Shandong as debtor had accepted that the first and third limbs of the above test had been met and thus, in the present appeal, the CFA was tasked with considering whether the ‘leverage’ created by the prospect of a winding-up (as opposed to the making of a winding-up order) would constitute a legitimate form of ‘benefit’ for the purposes of satisfying the second requirement above.

Shandong argued for a narrow interpretation of the concept of a ‘benefit’ and limb two as a whole and put forward that Arjowiggins could not experience a ‘benefit’ if no winding-up order were to be granted because of payment being made by the pressured party. The CFA and the lower courts disagreed.

The Court noted that allowing a winding-up petition to proceed is a generally accepted, widely used and proper method to seek to enforce payment by a company of a debt due. It concluded that a ‘benefit’ that satisfies the second limb test can be derived from the initial presentation itself of the winding up petition (rather than solely from the actual grant of a winding up order) because such petition puts commercial pressure on a company debtor to pay debts unequivocally due.

The fact that a winding up order may never be granted is not material – the usefulness, or benefit, of such petition can just as well stem from the leverage created by such petition that encourages certain beneficial consequences for the creditor. In this particular case, a winding up order would have likely led to sanctions affecting Shandong’s listed shares on the Hong Kong Stock Exchange, and the court saw a useful purpose in having such leverage to encourage debt payment by Shandong. A benefit had been established in the court’s eyes.

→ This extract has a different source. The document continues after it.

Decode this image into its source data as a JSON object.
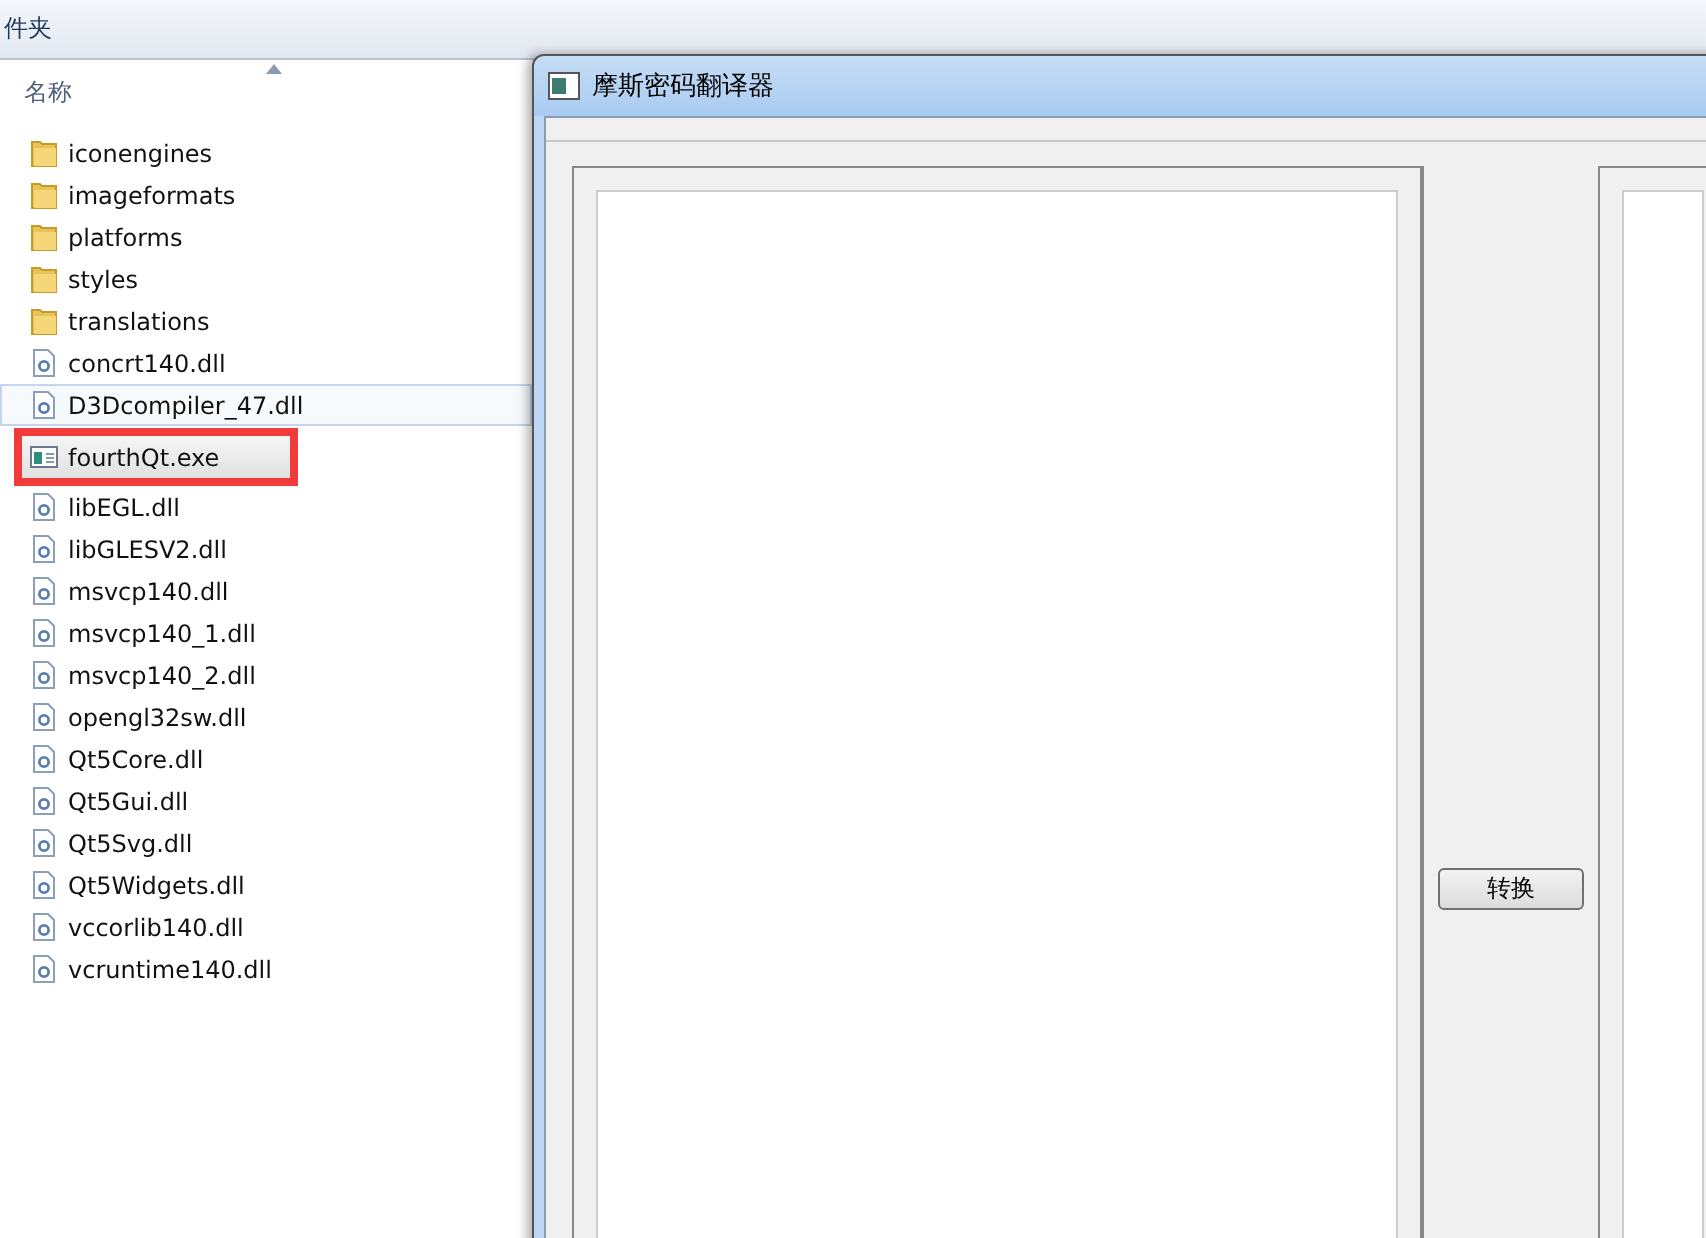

The CFA observed that a pragmatic assessment of whether it would be useful to allow a winding up petition to proceed in respect of a foreign company should be followed, including that:

  1. The relevant benefit may be derived from sources other than assets of the company so long as some useful purpose serving the legitimate interest of the petitioner can be identified;
  2. The person petitioning for the winding-up may be the sole beneficiary; and
  3. The fact that a similar result could be achieved by other means does not preclude a particular benefit from being relied upon for the purposes of fulfilling the second requirement.

Conclusion

Though most petitioners in such cases usually have little difficulty in establishing that they have a ‘benefit’ under the second limb of the test for the purposes of the court’s assessment, this judgment is a welcome clarification of the expansive scope of that limb where the facts of the case may require a more nuanced investigation: The court’s conclusions strengthen the position of creditors who seek to enforce an undisputed debt of a foreign incorporated company in Hong Kong by anchoring a more expansive scope and thus a deeper commercial understanding as to what may constitute a ‘benefit’ in similar scenarios into Hong Kong case law. Such clarifications gain further meaning given the particularities and sensitivities involved in establishing jurisdiction over disputes involving non-domestic companies, given territoriality issues and the general mandate to pursue winding up petitions in the jurisdiction of a company’s incorporation as a starting point.

The decision comes at a welcome point in time when global investors investing in foreign companies operating through Hong Kong with assets in the mainland and elsewhere face financial difficulties and distress in the current economic headwinds and look to avail themselves of the remedies available in Hong Kong to resolve such scenarios.